New Delhi, Oct. 1: Sections of cancer patients in India could now have their tumours genetically profiled through a new set of tests that doctors say will help them optimise treatment strategies and avoid unnecessary chemotherapy.
The tests, offered by two US academic institutions and introduced in India by the Rajiv Gandhi Cancer Institute and Research Centre (RGCIRC), New Delhi, look for mutations in select genes that will help doctors tailor treatment strategies for individual patients.
The tumour profiling tests, available for cancers of the breast, colon, lungs, ovaries, prostate, thyroid, and acute leukemia, are intended to help doctors prescribe the most appropriate chemotherapy agent, RGCIRC doctors said.
“Conventional chemotherapy and radiotherapy is like one-shoe-fits-all,” said Anurag Mehta, director of laboratory services at the RGCIRC. “Through tumour profiling, we’re trying to introduce personalised medicine.”
Over the past decade, genome studies of tumours have established that cancers of the same organ can be sub-classified according to what oncologists call “driver mutations”, genetic mutations that drive tumour growth or its spread. Scientists have also developed several new drugs that have shown great promise as novel chemotherapy agents as they’re designed to neutralise the effects of driver mutations.
A mutation in a gene called Kras, for instance, has been observed in earlier studies to exist in about 40 per cent of patients with colon cancer. But this mutation is associated with a very poor response to a medicine called erbitux.
Through tumour profiling of colon cancer, doctors say, about 40 per cent of patients could be spared of the costs and side-effects from what for them would be ineffective treatment.
“Such tests will make a difference in cutting out unnecessary treatment,” Rajendra Badwe, director of the Tata Memorial Hospital, Mumbai, told The Telegraph. The Tata Memorial also offers the test to screen colon cancer for the Kras mutation.
“But such targeted treatment based on the test is prohibitively expensive and offers small benefits — not more than 5 per cent of those who need such treatment can afford it,” Badwe said. “But it is an advance that needs to be made available.”
The RGCIRC will send tissue samples from patients to laboratories at the Yale School of Medicine and the Thomas Jefferson University in the US for tumour profile studies and expects to receive results within seven to 10 days. It has said the test will cost about $3,000 (Rs 1.8 lakh approx.) for a patient.
The tumour profiling tests look at eight genes and 69 mutations across all the cancers for which such tests are currently believed to be useful. “We’re looking for actionable mutations for which specific drugs are available,” Mehta said.
Many oncologists believe the technology, while promising, would be considered expensive in India. “These tests are useful, but for $3,000, patients in India could complete conventional chemotherapy and radiotherapy,” Ramamurthy Rajaraman, president-elect of the Indian Society of Surgical Oncology and head of the Centre for Oncology at the Government Royapettah Hospital, Chennai, told this paper.

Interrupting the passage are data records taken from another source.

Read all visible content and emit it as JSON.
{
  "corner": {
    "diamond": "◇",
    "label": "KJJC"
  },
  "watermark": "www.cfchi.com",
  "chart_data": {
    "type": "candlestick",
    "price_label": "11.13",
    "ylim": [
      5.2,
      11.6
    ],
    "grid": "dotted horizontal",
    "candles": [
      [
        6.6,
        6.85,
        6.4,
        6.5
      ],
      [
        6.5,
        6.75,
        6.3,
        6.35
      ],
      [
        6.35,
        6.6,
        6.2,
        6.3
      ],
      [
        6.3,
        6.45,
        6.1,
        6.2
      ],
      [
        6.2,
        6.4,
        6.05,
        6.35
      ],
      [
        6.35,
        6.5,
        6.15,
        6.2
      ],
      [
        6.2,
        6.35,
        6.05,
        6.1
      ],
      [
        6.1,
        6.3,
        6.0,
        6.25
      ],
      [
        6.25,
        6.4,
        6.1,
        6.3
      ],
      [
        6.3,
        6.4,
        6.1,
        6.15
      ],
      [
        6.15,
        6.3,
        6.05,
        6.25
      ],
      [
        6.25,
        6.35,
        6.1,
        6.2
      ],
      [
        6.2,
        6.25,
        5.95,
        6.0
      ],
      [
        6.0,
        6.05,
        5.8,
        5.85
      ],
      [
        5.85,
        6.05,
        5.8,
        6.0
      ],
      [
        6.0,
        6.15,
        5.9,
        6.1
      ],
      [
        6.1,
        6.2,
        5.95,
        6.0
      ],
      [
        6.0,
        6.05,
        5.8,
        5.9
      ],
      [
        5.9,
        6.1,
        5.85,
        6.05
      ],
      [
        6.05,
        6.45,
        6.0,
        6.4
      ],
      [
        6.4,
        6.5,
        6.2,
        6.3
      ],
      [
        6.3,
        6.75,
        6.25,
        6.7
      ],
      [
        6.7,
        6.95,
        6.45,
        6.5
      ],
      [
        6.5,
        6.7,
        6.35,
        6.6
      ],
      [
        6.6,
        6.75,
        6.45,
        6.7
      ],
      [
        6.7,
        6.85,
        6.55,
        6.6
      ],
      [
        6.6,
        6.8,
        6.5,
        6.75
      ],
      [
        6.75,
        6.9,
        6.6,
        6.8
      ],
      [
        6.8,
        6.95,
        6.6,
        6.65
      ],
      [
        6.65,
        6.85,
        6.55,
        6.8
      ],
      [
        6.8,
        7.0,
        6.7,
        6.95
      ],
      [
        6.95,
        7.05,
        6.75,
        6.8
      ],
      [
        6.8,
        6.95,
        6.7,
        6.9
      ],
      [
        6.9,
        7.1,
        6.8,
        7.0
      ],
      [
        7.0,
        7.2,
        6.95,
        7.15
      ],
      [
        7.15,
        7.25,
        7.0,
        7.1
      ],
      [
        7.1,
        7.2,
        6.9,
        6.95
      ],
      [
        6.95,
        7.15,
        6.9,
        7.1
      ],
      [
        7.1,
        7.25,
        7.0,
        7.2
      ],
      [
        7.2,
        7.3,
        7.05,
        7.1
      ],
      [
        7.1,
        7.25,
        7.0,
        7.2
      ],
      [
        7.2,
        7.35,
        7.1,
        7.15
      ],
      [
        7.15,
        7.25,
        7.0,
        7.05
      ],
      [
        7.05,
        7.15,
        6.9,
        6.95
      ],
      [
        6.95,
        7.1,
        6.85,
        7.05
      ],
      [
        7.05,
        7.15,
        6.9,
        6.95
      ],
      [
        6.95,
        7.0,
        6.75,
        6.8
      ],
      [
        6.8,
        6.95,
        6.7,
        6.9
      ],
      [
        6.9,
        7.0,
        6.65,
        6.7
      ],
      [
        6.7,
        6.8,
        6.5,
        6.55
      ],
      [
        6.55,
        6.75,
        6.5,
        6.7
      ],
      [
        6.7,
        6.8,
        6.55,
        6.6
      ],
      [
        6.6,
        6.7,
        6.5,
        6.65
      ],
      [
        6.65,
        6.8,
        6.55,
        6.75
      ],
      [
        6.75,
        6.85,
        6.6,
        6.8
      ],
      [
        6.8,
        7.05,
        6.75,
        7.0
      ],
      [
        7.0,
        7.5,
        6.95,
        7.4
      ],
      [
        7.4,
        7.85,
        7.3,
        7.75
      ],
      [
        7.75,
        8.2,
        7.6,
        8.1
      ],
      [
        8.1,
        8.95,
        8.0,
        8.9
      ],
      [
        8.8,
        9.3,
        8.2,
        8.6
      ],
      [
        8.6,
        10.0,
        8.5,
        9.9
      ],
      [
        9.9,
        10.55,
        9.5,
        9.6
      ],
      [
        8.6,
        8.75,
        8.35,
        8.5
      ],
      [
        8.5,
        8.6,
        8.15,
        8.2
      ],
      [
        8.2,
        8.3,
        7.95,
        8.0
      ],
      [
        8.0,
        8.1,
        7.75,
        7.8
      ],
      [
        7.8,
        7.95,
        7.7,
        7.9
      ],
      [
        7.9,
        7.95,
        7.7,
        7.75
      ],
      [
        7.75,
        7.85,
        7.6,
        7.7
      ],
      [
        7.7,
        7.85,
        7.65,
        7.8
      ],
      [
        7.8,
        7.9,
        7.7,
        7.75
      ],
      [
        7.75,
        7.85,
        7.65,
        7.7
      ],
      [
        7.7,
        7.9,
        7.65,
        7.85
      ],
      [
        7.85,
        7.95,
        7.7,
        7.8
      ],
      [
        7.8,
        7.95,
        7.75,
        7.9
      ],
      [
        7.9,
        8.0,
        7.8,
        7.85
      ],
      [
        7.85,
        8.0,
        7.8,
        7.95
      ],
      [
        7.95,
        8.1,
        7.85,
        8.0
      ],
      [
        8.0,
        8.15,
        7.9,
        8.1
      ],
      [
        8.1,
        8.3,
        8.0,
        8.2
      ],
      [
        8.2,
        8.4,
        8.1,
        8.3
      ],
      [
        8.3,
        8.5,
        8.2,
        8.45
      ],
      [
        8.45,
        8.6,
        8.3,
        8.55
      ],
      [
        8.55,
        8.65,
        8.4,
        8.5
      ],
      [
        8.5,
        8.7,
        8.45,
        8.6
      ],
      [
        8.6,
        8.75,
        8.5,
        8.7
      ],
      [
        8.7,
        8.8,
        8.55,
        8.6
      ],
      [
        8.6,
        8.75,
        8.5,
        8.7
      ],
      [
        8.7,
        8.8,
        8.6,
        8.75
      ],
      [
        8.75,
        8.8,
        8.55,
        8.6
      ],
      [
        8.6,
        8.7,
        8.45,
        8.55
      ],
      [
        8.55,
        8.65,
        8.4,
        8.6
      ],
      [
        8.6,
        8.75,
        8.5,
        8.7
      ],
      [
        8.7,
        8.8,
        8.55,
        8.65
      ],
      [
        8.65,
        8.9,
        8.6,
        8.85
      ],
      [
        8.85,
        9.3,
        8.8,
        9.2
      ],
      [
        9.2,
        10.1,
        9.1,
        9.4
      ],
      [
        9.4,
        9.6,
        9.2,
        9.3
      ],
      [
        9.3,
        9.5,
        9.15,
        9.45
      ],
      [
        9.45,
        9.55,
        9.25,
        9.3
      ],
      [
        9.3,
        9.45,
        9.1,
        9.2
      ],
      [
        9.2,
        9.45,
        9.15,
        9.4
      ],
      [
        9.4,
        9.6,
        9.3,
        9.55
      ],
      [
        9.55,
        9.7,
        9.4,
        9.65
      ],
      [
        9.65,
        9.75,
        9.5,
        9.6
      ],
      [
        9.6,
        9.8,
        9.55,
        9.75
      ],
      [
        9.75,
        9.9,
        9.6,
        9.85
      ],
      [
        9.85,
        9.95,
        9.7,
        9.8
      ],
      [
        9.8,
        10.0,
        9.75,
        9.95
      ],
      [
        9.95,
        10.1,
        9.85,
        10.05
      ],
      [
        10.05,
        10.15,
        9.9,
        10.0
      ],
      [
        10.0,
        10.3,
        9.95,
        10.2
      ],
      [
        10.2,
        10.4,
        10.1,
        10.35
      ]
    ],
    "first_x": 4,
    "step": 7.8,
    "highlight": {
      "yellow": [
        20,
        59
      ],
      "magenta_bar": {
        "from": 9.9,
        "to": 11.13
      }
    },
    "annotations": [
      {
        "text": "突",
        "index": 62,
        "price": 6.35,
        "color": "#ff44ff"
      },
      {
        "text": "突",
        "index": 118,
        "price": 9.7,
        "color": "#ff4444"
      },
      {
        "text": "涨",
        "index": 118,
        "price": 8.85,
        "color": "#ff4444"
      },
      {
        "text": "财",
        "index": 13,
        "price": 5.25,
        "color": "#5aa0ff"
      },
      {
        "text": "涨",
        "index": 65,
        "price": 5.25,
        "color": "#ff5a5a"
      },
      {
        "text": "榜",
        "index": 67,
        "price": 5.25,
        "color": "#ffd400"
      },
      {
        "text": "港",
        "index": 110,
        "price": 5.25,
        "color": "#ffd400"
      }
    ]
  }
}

After the profiling test, prescribed therapy too may be expensive for some patients. An oncologist in New Delhi recalled a recent case of a 57-year old woman diagnosed with lung cancer. Her tumour profile tests revealed a mutation that suggested her tumour could be treated with a drug that cost her about Rs 80,000 a month.
A senior oncologist also said the survival benefits from some of the new drugs still need to be well-documented. In lung cancer, for instance, median survival time with conventional treatment is about five months, and increases to about 11 months with drugs designed against a specific genetic mutation.